À l'automne 1954, l'Université de Sherbrooke compte trois facultés, dont celle des Arts. La Faculté des arts est issue du Séminaire Saint-Charles, où sont situés son siège administratif et ses salles de classe. L'abbé Roger Maltais, ancien préfet du Séminaire, a été nommé doyen de la faculté. Dès la première année, cette dernière offre le «Bac D», un baccalauréat pour adultes, qui accueille 60 étudiants. Aux étudiants finissants des collèges affiliés, elle remet des baccalauréats ès arts. De plus, une chaire de pédagogie reçoit 75 étudiants.

Trois autres baccalauréats s'ajoutent à ces programmes, c'est-à-dire le baccalauréat en musique, le baccalauréat en sciences domestiques et le baccalauréat en sciences. Les finissants des cours de lettres-sciences, d'immatriculation senior, d'enseignement supérieur ménager et de langues vivantes peuvent obtenir un certificat. La Faculté des arts offre aussi un programme universitaire de littérature.

L'enracinement

De nombreux programmes en pédagogie sont par la suite créés. En 1955, à la demande d'enseignants, la faculté offre un cours d'été en pédagogie au primaire et au secondaire à Victoriaville. À la session d'hiver suivante, elle instaure le premier cours pour professeurs de l'enseignement technique au Québec.

Le développement du domaine de la pédagogie à la Faculté des arts conduit à la création de l'Institut de la pédagogie en juillet 1957.

La restructuration

La Faculté des arts prend un nouveau tournant en 1963 et se restructure en départements. Elle regroupe ainsi les spécialistes qui, jusque-là, sont éparpillés sur le campus. Les départements de Français, d'Anglais, de Latin, d'Histoire, de Géographie, d'Économique et de Philosophie comptent parmi les divisions de la Faculté des arts qui a développé de nouvelles ressources et même une maîtrise. À ces départements s'ajoutent par la suite ceux de Service social et de Psychologie.

La réforme du système d'enseignement au Québec force la Faculté des arts à modifier ses programmes. Les départements prennent l'initiative de créer des programmes de licence ès lettres, de maîtrise ès arts et de doctorat. Puisque la faculté doit se limiter à l'enseignement universitaire, elle crée le baccalauréat ès art général, en 1969, qui permet aux étudiants d'aller chercher des connaissances générales dans les différents départements de la faculté. La faculté collabore aussi à la création de nombreux programmes, telles la maîtrise en fiscalité et la maîtrise en histoire.

Le développement

De nombreuses chaires de recherche ont été créées en collaboration avec la Faculté des arts. À titre d'exemple, en 1967, un projet conjoint du Conseil de la coopération du Québec et de l'Université, nommé Chaire de coopération, a été mis sur pied par la faculté et par le Département d'économique. En 1976, cette dernière est devenue l'Institut de recherche et d'enseignement pour les coopératives de l'Université de Sherbrooke (IRECUS). En 1969, le Centre d'études des littératures d'expression française (CELEF) est fondé pour promouvoir la culture francophone.

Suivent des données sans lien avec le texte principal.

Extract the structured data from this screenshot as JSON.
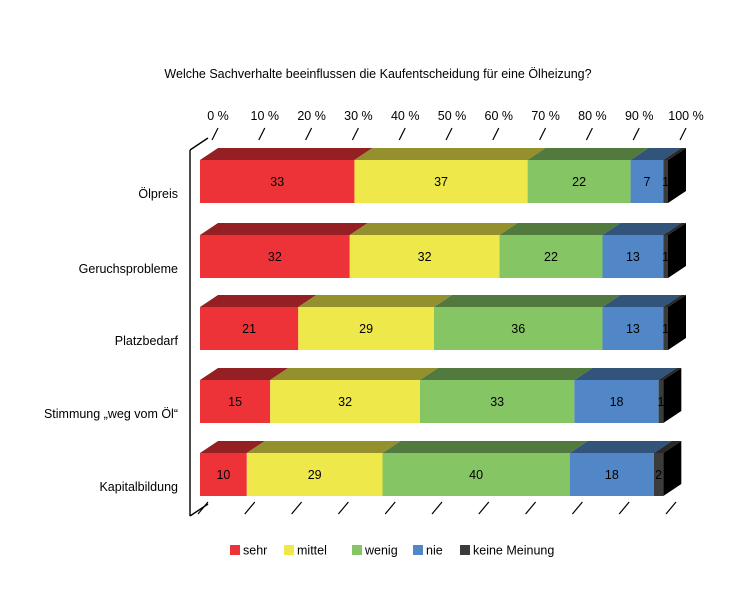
{
  "chart_data": {
    "type": "bar",
    "stacked": true,
    "orientation": "horizontal",
    "three_d": true,
    "title": "Welche Sachverhalte beeinflussen die Kaufentscheidung für eine Ölheizung?",
    "categories": [
      "Ölpreis",
      "Geruchsprobleme",
      "Platzbedarf",
      "Stimmung „weg vom Öl“",
      "Kapitalbildung"
    ],
    "series": [
      {
        "name": "sehr",
        "color": "#ee3338",
        "values": [
          33,
          32,
          21,
          15,
          10
        ]
      },
      {
        "name": "mittel",
        "color": "#eee84a",
        "values": [
          37,
          32,
          29,
          32,
          29
        ]
      },
      {
        "name": "wenig",
        "color": "#86c564",
        "values": [
          22,
          22,
          36,
          33,
          40
        ]
      },
      {
        "name": "nie",
        "color": "#5187c7",
        "values": [
          7,
          13,
          13,
          18,
          18
        ]
      },
      {
        "name": "keine Meinung",
        "color": "#3b3b3b",
        "values": [
          1,
          1,
          1,
          1,
          2
        ]
      }
    ],
    "xlim": [
      0,
      100
    ],
    "xticks": [
      "0 %",
      "10 %",
      "20 %",
      "30 %",
      "40 %",
      "50 %",
      "60 %",
      "70 %",
      "80 %",
      "90 %",
      "100 %"
    ],
    "legend_position": "bottom",
    "grid": false
  }
}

Pour encourager les échanges entre les programmes connexes et faciliter la mise en commun des ressources, la Faculté des lettres et sciences humaines a procédé à de nombreuses réorganisations administratives. À titre d'exemple, en 1987, le Département des lettres et communications a remplacé les départements d'Études françaises et d'Études anglaises. Cette même année, la faculté connaît une augmentation de clientèles de plus de 14 %.

L'École de musique de la faculté accueille ses premiers étudiants au baccalauréat en musique en septembre 1991. Deux concentrations sont offertes au baccalauréat: sans concentration ou avec une concentration en interprétation musicale.

En 2000 et 2001, la faculté fait à nouveau preuve d'innovation en renouvelant plusieurs de ses programmes. Ces mesures visent à remettre l'Université en tête de l'enseignement des lettres et sciences humaines au Québec. L'année suivante, la faculté inaugure de nouveaux locaux, l'où se trouvait l'ancien «gymnase des arts». La Faculté des lettres et sciences humaines s'adapte manifestement à l'université du XXIe siècle qui exige des compétences interdisciplinaires.